L'entreprise textile argentine IGT33 S.A., propriétaire des marques de vêtements masculins Rever Pass et Be Rebel, a demandé une procédure de sauvegarde avec un passif dépassant les 7 milliards de pesos. Les pertes ont été multipliées par neuf en un an, frappées par la baisse de la consommation, le renchérissement du crédit et la concurrence des plateformes comme Shein et Temu. Le plan pour tenter de survivre.

La crise du secteur textile argentin ajoute un nouveau chapitre : IGT33 S.A., la société derrière les marques de vêtements masculins Rever Pass et Be Rebel, est entrée en procédure de sauvegarde. L'entreprise, forte de plus de 40 ans d'histoire, a présenté un passif supérieur à 7 milliards de pesos et a enregistré des pertes de 4,365 milliards de pesos pour l'exercice 2025.

Une crise qui s'est aggravée en deux ans

Selon le dossier judiciaire, le Tribunal National de Commerce n°18 a officiellement ouvert la procédure le 14 juillet 2026. La présentation révèle une détérioration accumulée depuis 2024, avec une baisse des ventes de 24% en monnaie constante : elles sont passées de 15,475 milliards de pesos en 2024 à 11,814 milliards de pesos en 2025.

Le bénéfice brut s'est effondré de 8,962 milliards de pesos à 5,678 milliards de pesos, tandis que les dépenses de commercialisation et d'administration ont grimpé à 8,567 milliards de pesos. Le résultat financier a ajouté 1,2 milliard de pesos négatifs. La perte finale de l'exercice a été de 4,365 milliards de pesos, contre une perte de 515 millions de pesos en 2024 : elle a presque été multipliée par neuf.

Le détail de la dette

  • Dette bancaire : 3,276 milliards de pesos
  • Banco Nación (banque publique) : 2,264 milliards de pesos
  • Banco Provincia (banque provinciale) : 866 millions de pesos
  • Dette fiscale : 975 millions de pesos
  • Obligations sociales : 1,725 milliard de pesos
  • Chèques impayés : 65 chèques pour 300 millions de pesos

L'impact de Shein et Temu sur l'industrie locale

L'un des arguments centraux du dossier judiciaire pointe l'asymétrie concurrentielle avec les plateformes internationales de vente directe comme Shein et Temu, qui arrivent au consommateur sans maintenir de structure physique dans le pays. Les marques locales, elles, absorbent les coûts des magasins, du personnel, des charges sociales, des impôts et de la logistique.
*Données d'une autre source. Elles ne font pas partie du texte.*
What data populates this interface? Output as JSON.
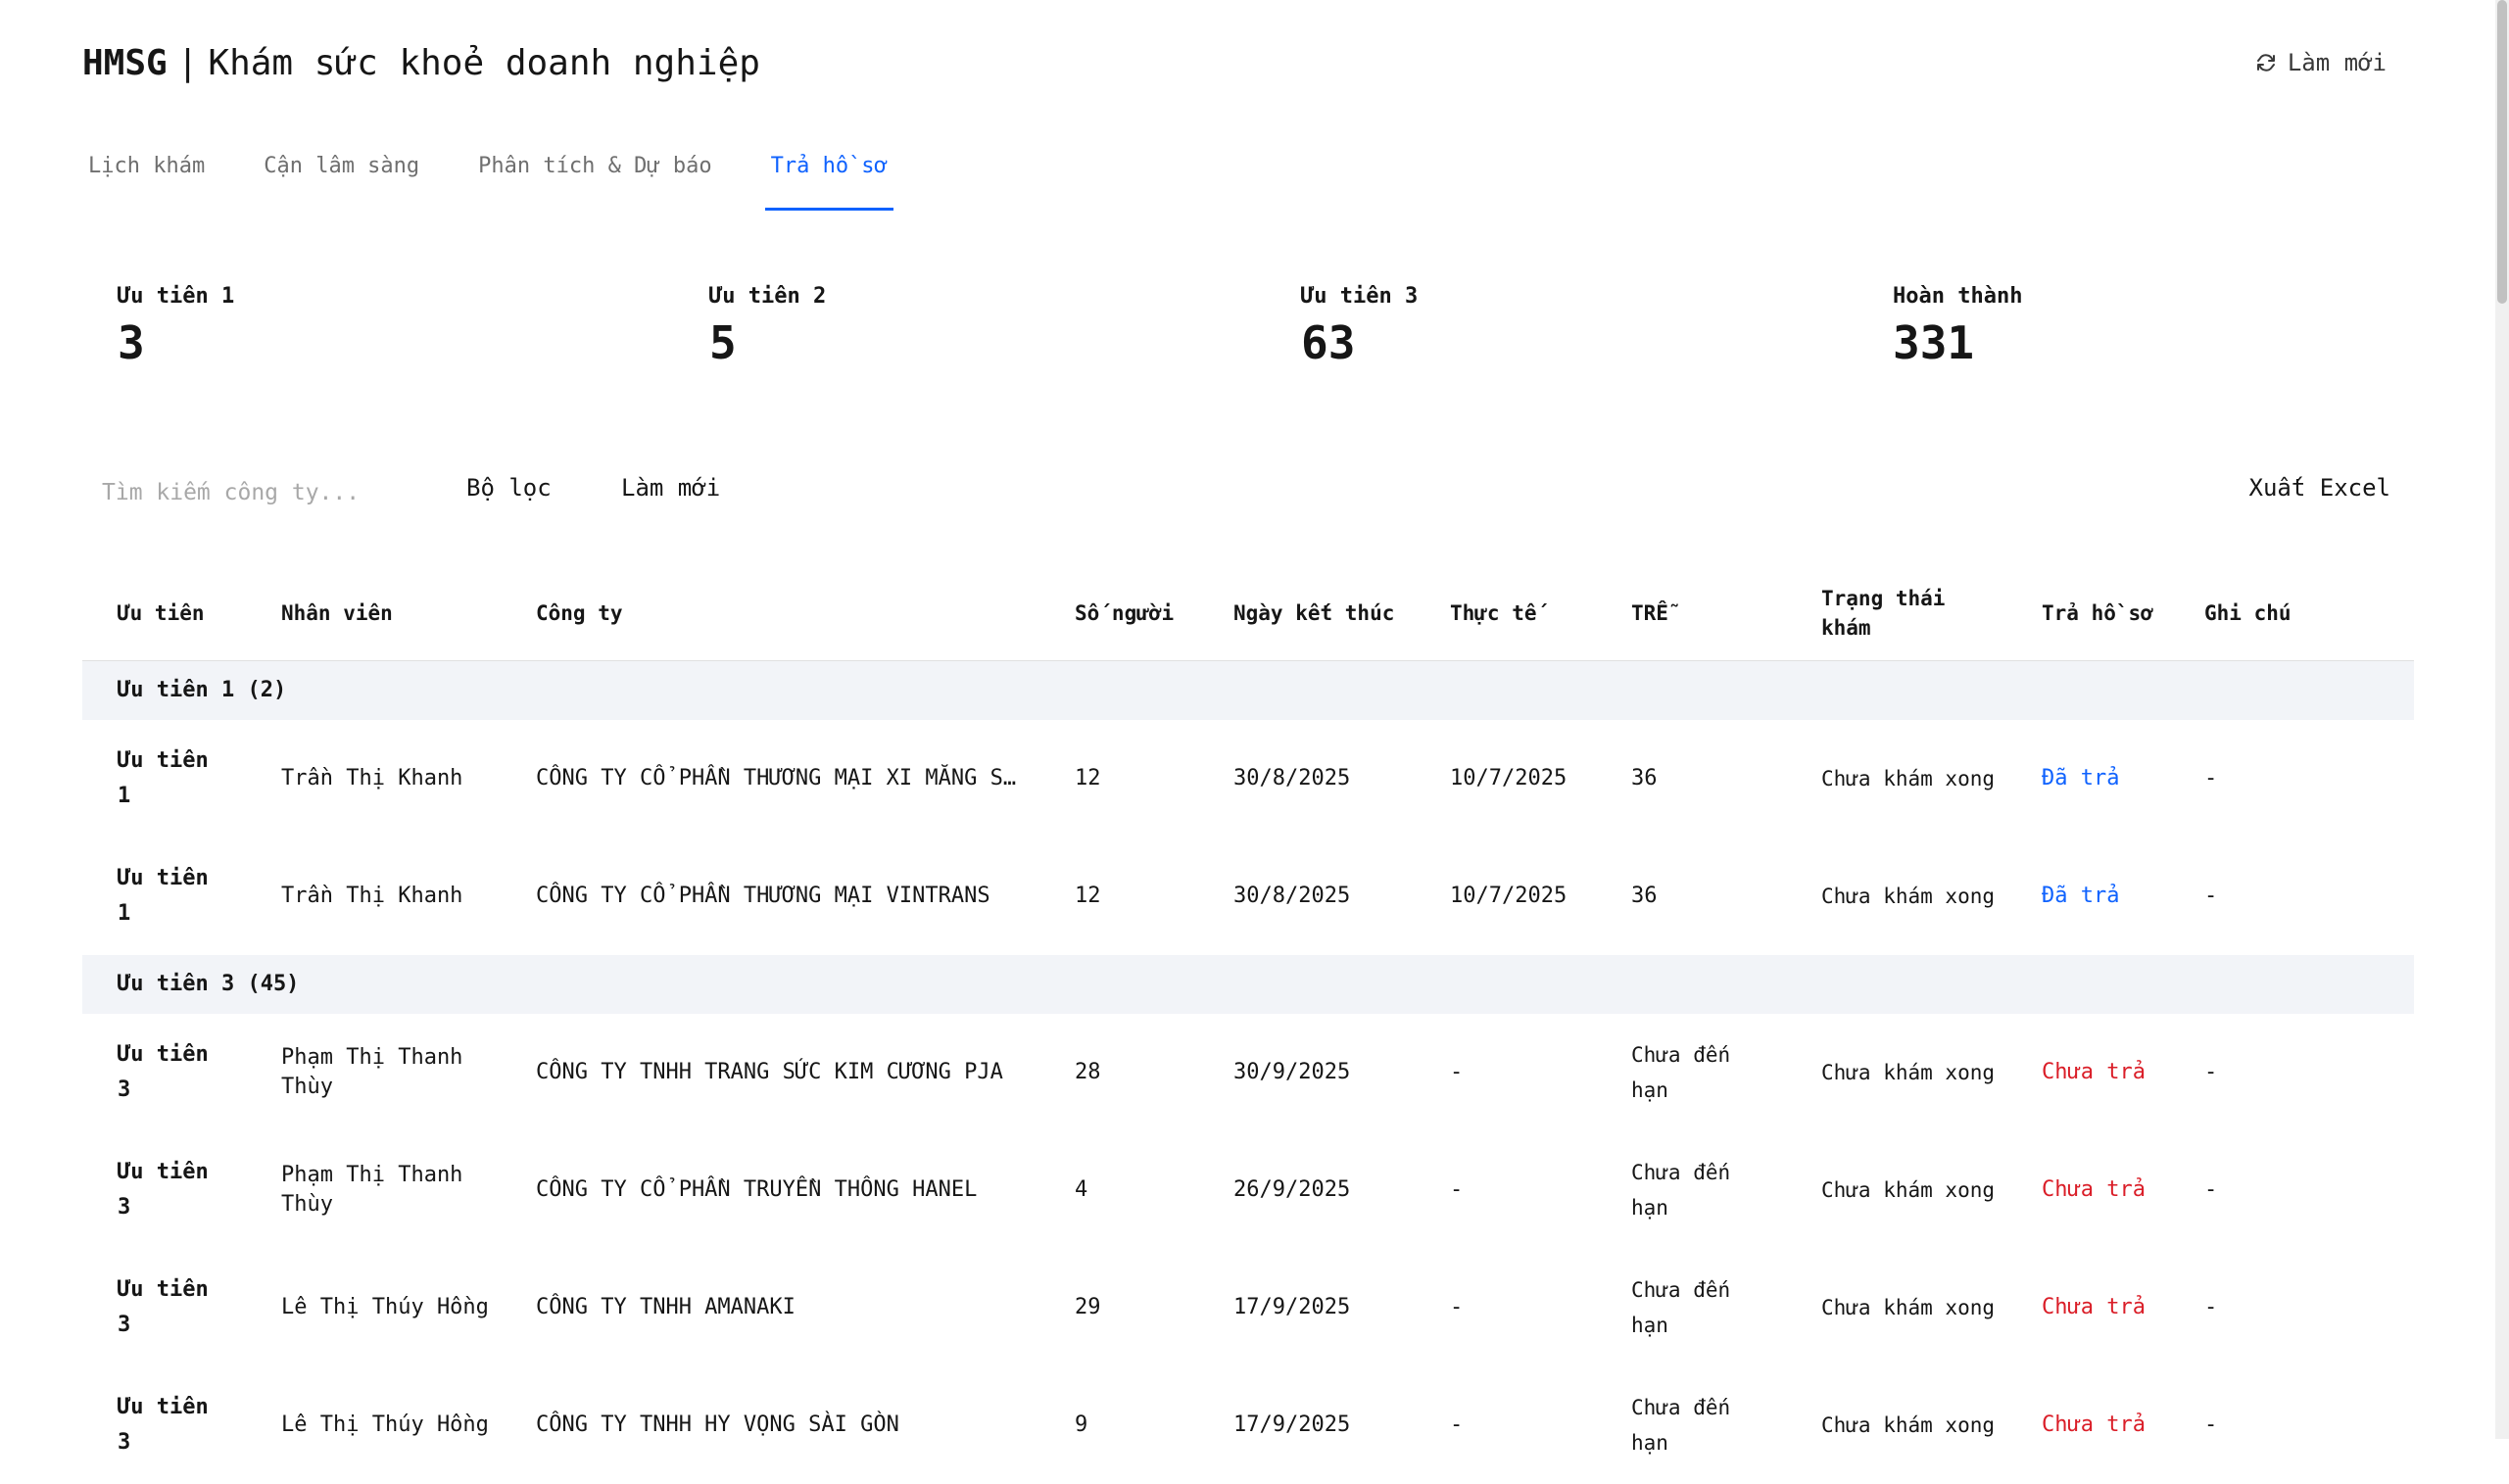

« Quand on ouvre les importations, on commence la réadaptation, parce que Rever Pass ne cesse pas d'être une marque qui concurrence le marché international. C'est une course très désavantageuse », a expliqué Pablo Sonne, PDG de l'entreprise.

L'entreprise a également signalé qu'en 2025, le coût du crédit a atteint des niveaux proches de 100% annuel, et que le changement des habitudes d'achat a érodé la rentabilité des magasins dans les centres commerciaux, dont les loyers et les charges sont devenus insoutenables. Cela a conduit à la fermeture de points de vente dans les centres commerciaux et sur la côte atlantique.

Le plan de reconversion

La stratégie pour tenter de surmonter la crise consiste à passer d'une matrice principalement productive à une autre qui combine production locale et importation de produits finis, afin de réduire les coûts et de concurrencer sur les prix. L'entreprise maintient encore une structure de plus de 100 travailleurs, 13 magasins et une usine industrielle à Ricardo Rojas, dans la municipalité de Tigre (banlieue nord de Buenos Aires).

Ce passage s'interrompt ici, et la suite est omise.